From mid-2007 through December 2008 the city will celebrate the 300th Anniversary of its 1708 Royal Charter, which established democratic self-governance. The many cultural events of this celebration will be organized by Annapolis Charter 300 and will include historical symposia at St. John’s College and evening events such as the Queen Anne’s Ball.

Annapolis State House

Annapolis Facilities and Attractions

Annapolis The State House
The Maryland State House is the oldest in continuous legislative use in the United States. Construction started in 1772, and the Maryland legislature first met there in 1779. It is topped by the largest wooden dome built without nails in the country.The Maryland state house housed the workings of the government from November 26, 1783 to August 13, 1784, and the Treaty of Paris was ratified there on January 14, 1784, so Annapolis became the first peacetime capital of the US.

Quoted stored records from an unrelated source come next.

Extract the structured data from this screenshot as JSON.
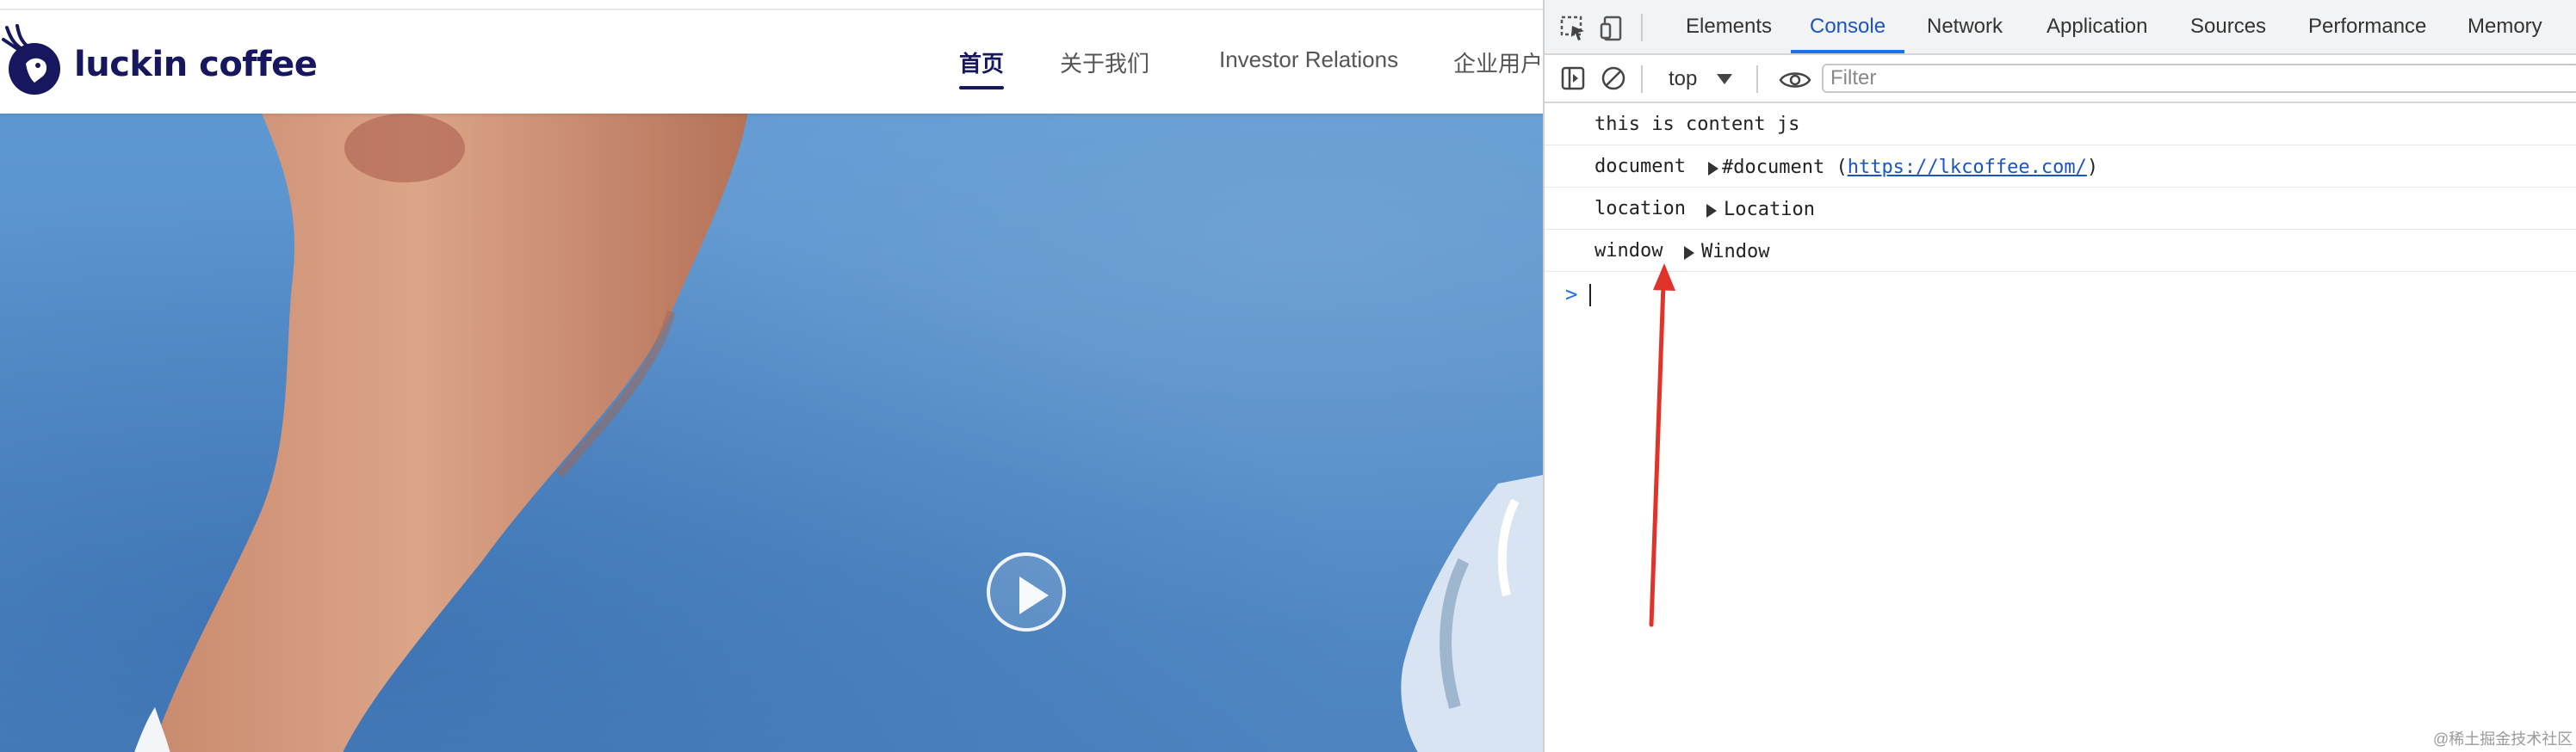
{
  "site": {
    "logo_text": "luckin coffee",
    "nav": {
      "items": [
        {
          "label": "首页",
          "active": true
        },
        {
          "label": "关于我们",
          "active": false
        },
        {
          "label": "Investor Relations",
          "active": false
        },
        {
          "label": "企业用户",
          "active": false
        }
      ]
    },
    "hero": {
      "play_icon": "play-circle-icon"
    }
  },
  "devtools": {
    "tabs": [
      "Elements",
      "Console",
      "Network",
      "Application",
      "Sources",
      "Performance",
      "Memory"
    ],
    "active_tab": "Console",
    "toolbar": {
      "context": "top",
      "filter_placeholder": "Filter"
    },
    "console": {
      "messages": [
        {
          "key": "this is content js",
          "value": ""
        },
        {
          "key": "document",
          "value": "#document (",
          "link": "https://lkcoffee.com/",
          "suffix": ")"
        },
        {
          "key": "location",
          "value": "Location"
        },
        {
          "key": "window",
          "value": "Window"
        }
      ],
      "prompt": ">"
    }
  },
  "watermark": "@稀土掘金技术社区",
  "colors": {
    "brand": "#16175f",
    "devtools_accent": "#1a73e8",
    "annotation_arrow": "#e0332a"
  }
}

It was in the Maryland state house that George Washington famously resigned his commission before the Continental Congress on December 23, 1783. According to some, George Washington, who had argued vigorously for Annapolis to become the permanent home to the United States Capitol, had a strong attachment to the Maryland state house and instructed Pierre L’Enfant to model the dome of the Capitol building in Washington DC after it. However, as noted in the United States Capitol topic, that building was not designed by Pierre L’Enfant, and no mention of this claim is found in a comprehensive history

United States Naval Academy

The United States Naval Academy was founded in 1845 on the site of Fort Severn, and now occupies an area of land reclaimed from the Severn River next to the Chesapeake Bay.

Annapolis Theater
Annapolis has a thriving community theater scene which includes two venues in the historic district. On East St. is Colonial Players, a company that produces approximately six shows a year on its small theater-in-the-round stage. Colonial Players have ,for the past 28 years produced a musical version of A Christmas Carol, which they commissioned. During the warmer months, Annapolis Summer Garden Theatre presents three shows on its stage, which is visible from the City Dock. All shows put on by King Williams Players, the student theater group at St. John’s College, are free and open to the public. Annapolis is also host to The Bay Theater Company, a non-profit professional drama group. The Naval Academy Masqueraders put on several productions annually in Mahan Hall.

Annapolis Museums, Historical Sites, and Monuments
The Banneker-Douglass Museum, located in the historic Mount Moriah Church at 87 Franklin Street, documents the history of African Americans in Maryland. Museum offers free admission, educational programs, rotating exhibits, and a research facility.